Parmi les élèves de David qui le fréquentaient avec assiduité et qui en retirèrent le plus de fruit, on distinguait Roquefort, à qui on doit plusieurs écrits sur la littérature du moyen âge et un dictionnaire de la langue romane; Révoil, peintre, antiquaire, et son ami Fleury Richard, qui se vouèrent dès cette époque à représenter des sujets tirés de l'histoire de France; le comte de Forbin, que son goût portait vers les scènes chevaleresques, et son ami Granet, dont toute l'Europe a si vivement goûté les intérieurs de cloîtres et de couvents; puis Verinay, le jeune homme si étourdi, si turbulent d'abord, qui, au milieu des statues des rois et des grands hommes de notre pays, sentit naître en lui le désir de se livrer à un genre où il eût certainement obtenu de grands succès, si la mort ne l'eût pas arrêté au milieu de sa carrière. Ces artistes, et d'autres encore, allaient s'inspirer au musée des Petits-Augustins; et c'est à compter de cette époque que le genre anecdotique, traité avec talent par quelques peintres, commença à détourner l'attention du public, dirigée presque exclusivement jusque-là sur la peinture de haut style.

Toutefois David, qui possédait à un si haut degré l'art d'enseigner, loin de contrarier la prédilection que plusieurs de ses élèves montraient pour le musée moderne, les laissa suivre leur penchant: «Il vaut bien mieux, disait-il, faire de bons tableaux de genre que de médiocres peintures d'histoire.»

Mais lui-même il n'échappa pas entièrement au goût nouveau qui s'était introduit dans l'art, non pas tant encore par la vue des anciens monuments français, que par les brillantes compositions de son élève Gros sur des sujets contemporains. Évidemment le peintre de la Peste de Jaffa avait frayé une route nouvelle, et David, toujours impatient d'explorer toutes les voies de son art, mettant de côté la rigueur des principes grecs, le nu, Léonidas et les rêveries républicaines, tout dévoué désormais à l'empereur Napoléon, n'eut plus d'autre idée que de peindre la scène du couronnement, l'un de ses chefs-d'œuvre.

IX.

ÉLÈVES CÉLÈBRES DE DAVID.—ÉCOLES RIVALES.—1805-1810.

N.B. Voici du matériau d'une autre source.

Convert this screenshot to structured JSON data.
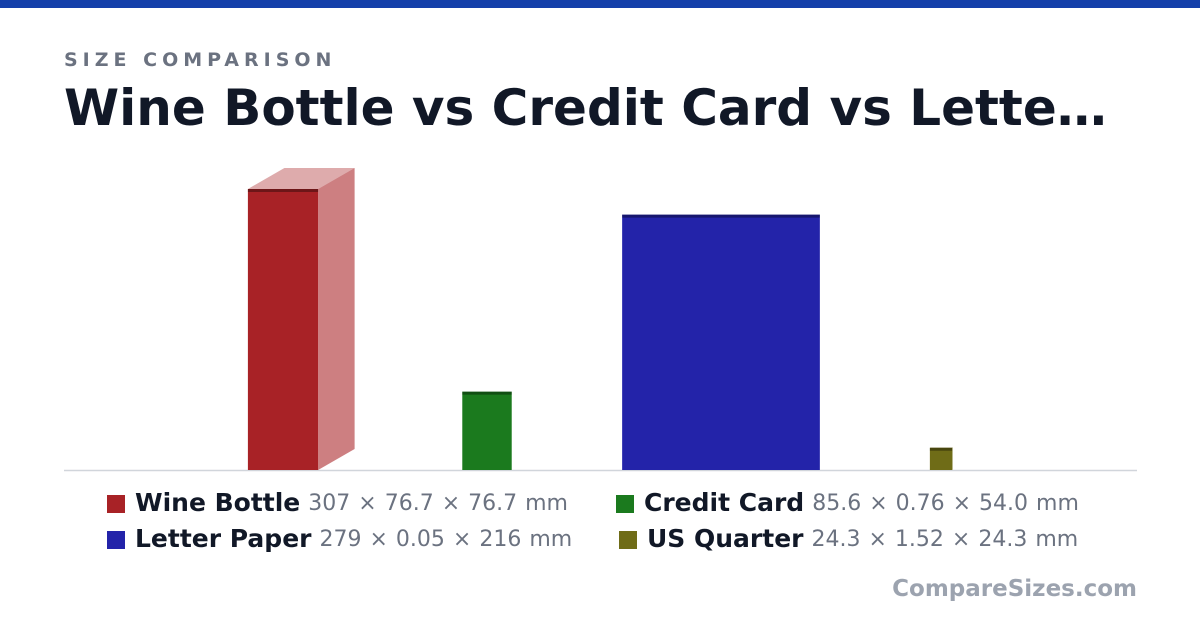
{
  "chart_data": {
    "type": "box3d",
    "subtitle": "SIZE COMPARISON",
    "title": "Wine Bottle vs Credit Card vs Lette…",
    "unit": "mm",
    "separator": "×",
    "watermark": "CompareSizes.com",
    "series": [
      {
        "name": "Wine Bottle",
        "color": "#a82226",
        "values": [
          307,
          76.7,
          76.7
        ],
        "value_labels": [
          "307",
          "76.7",
          "76.7"
        ]
      },
      {
        "name": "Credit Card",
        "color": "#1b7a1e",
        "values": [
          85.6,
          0.76,
          54.0
        ],
        "value_labels": [
          "85.6",
          "0.76",
          "54.0"
        ]
      },
      {
        "name": "Letter Paper",
        "color": "#2323a9",
        "values": [
          279,
          0.05,
          216
        ],
        "value_labels": [
          "279",
          "0.05",
          "216"
        ]
      },
      {
        "name": "US Quarter",
        "color": "#6f6c17",
        "values": [
          24.3,
          1.52,
          24.3
        ],
        "value_labels": [
          "24.3",
          "1.52",
          "24.3"
        ]
      }
    ]
  }
}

Depuis Poussin et Lesueur, aucun peintre français célèbre n'a aimé et cultivé son art avec autant d'ardeur et de sincérité que David. Contre l'habitude de la plupart des artistes, dont le talent une fois formé reste invariablement le même, l'auteur des Horaces, du Socrate, du Marat, des Sabines, mettait volontairement de côté tout ce que l'expérience lui avait appris, aussitôt que la nouveauté d'un sujet lui faisait entrevoir un mode nouveau pour le rendre. Ainsi, ce fut avec une naïveté vraiment remarquable qu'il éloigna de sa pensée ses premiers systèmes et le souvenir des ouvrages de l'antiquité, quand il résolut de faire, comme il le disait lui-même, une peinture-portrait du couronnement de Napoléon.

L'émulation, pure de toute jalousie, qu'excitèrent en lui à cette époque les succès que son élève Gros venait d'obtenir en peignant des sujets contemporains, est un fait non moins remarquable; et pendant l'exécution du Couronnement, David parla plus d'une fois de l'auteur de la Peste de Jaffa comme d'un rival qui avait ranimé sa verve et étendu le cercle de ses idées.

Nous laisserons David achever ce grand ouvrage. Les détails de son exécution n'apprendraient rien de nouveau sur les hautes combinaisons de l'art, puisque en cette occasion l'artiste se proposa particulièrement l'imitation simple de la nature. Il fut assisté dans ce long travail par M. Rouget, son élève, qui joignait la double qualité d'être un excellent praticien à celle d'entrer facilement dans toutes les idées de son maître, auquel il était entièrement dévoué[48].

Il n'est échappé à l'observation d'aucun lecteur que la célébrité et l'apparition d'un nouveau personnage, pour lequel David se prenait d'enthousiasme, ont ordinairement échauffé et soutenu sa verve, chaque fois qu'il a exécuté l'un de ses ouvrages importants. Les Horaces et Brutus, Bailly, Mirabeau et Marat, Léonidas et Bonaparte, ont été successivement ses héros de prédilection, depuis 1783 jusqu'en 1804.